Martha C. Nussbaum: Lessons From China And Singapore

University of Chicago Law Professor Martha Nussbaum writes for NPR about China and Singapore as education models for the U.S.:

American leaders, impressed by the economic success of Singapore and China, frequently sound envious when talking about those countries’ educational systems. President Obama, for example, invoked Singapore in a March 2009 speech, saying that educators there “are spending less time teaching things that don’t matter, and more time teaching things that do. They are preparing their students not only for high school or college, but for a career. We are not.” New York Times columnist Nicholas Kristof regularly praises China, writing (on the eve of the Beijing Olympics) that “today, it’s the athletic surge that dazzles us, but China will leave a similar outsize footprint in the arts, in business, in science, in education” — implying his strong approval of China’s educational practices, even in an article in which he decries the Chinese government’s ferocious opposition to political dissent. But Obama and Kristof and all the other U.S. proponents of Singapore and China’s educational systems apparently aren’t thinking very hard about the relationship of those policies to democratic debate and democratic autonomy. Indeed, they are glorifying that which does not deserve praise.
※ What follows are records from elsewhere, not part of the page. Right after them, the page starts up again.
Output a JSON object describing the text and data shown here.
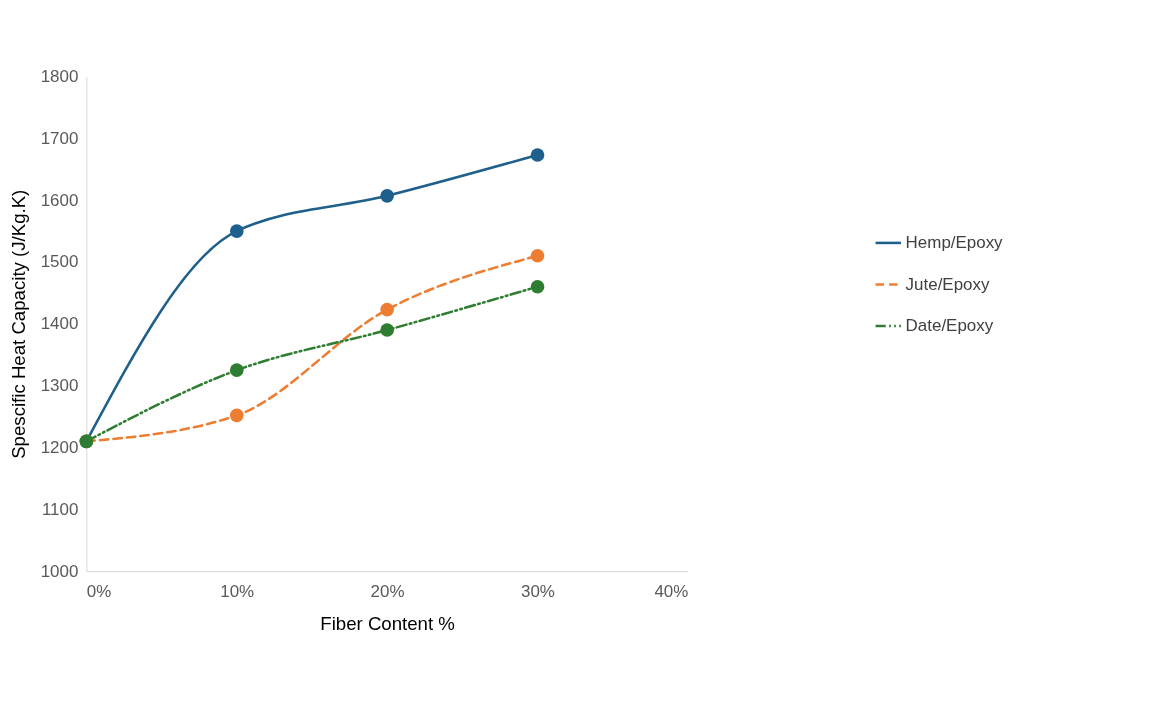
{
  "chart_data": {
    "type": "line",
    "xlabel": "Fiber Content %",
    "ylabel": "Spescific Heat Capacity (J/Kg.K)",
    "x": [
      0,
      10,
      20,
      30
    ],
    "xlim": [
      0,
      40
    ],
    "xticks": [
      {
        "value": 0,
        "label": "0%"
      },
      {
        "value": 10,
        "label": "10%"
      },
      {
        "value": 20,
        "label": "20%"
      },
      {
        "value": 30,
        "label": "30%"
      },
      {
        "value": 40,
        "label": "40%"
      }
    ],
    "ylim": [
      1000,
      1800
    ],
    "yticks": [
      1000,
      1100,
      1200,
      1300,
      1400,
      1500,
      1600,
      1700,
      1800
    ],
    "series": [
      {
        "name": "Hemp/Epoxy",
        "color": "#1f5f8b",
        "values": [
          1210,
          1550,
          1607,
          1673
        ],
        "line_style": "solid"
      },
      {
        "name": "Jute/Epoxy",
        "color": "#ed7d31",
        "values": [
          1210,
          1252,
          1423,
          1510
        ],
        "line_style": "dashed"
      },
      {
        "name": "Date/Epoxy",
        "color": "#2e7d32",
        "values": [
          1210,
          1325,
          1390,
          1460
        ],
        "line_style": "dotted"
      }
    ],
    "marker": "circle",
    "grid": false,
    "legend": "right"
  }
}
What do educators in Singapore and China do? By their own internal accounts, they do a great deal of rote learning and “teaching to the test.” Even if our sole goal was to produce students who would contribute maximally to national economic growth — the primary, avowed goal of education in Singapore and China — we should reject their strategies, just as they themselves have rejected them.

…It is time to take off the rose-colored glasses. Singapore and China are terrible models of education for any nation that aspires to remain a pluralistic democracy. They have not succeeded on their own business-oriented terms, and they have energetically suppressed imagination and analysis when it comes to the future of the nation and the tough choices that lie before it.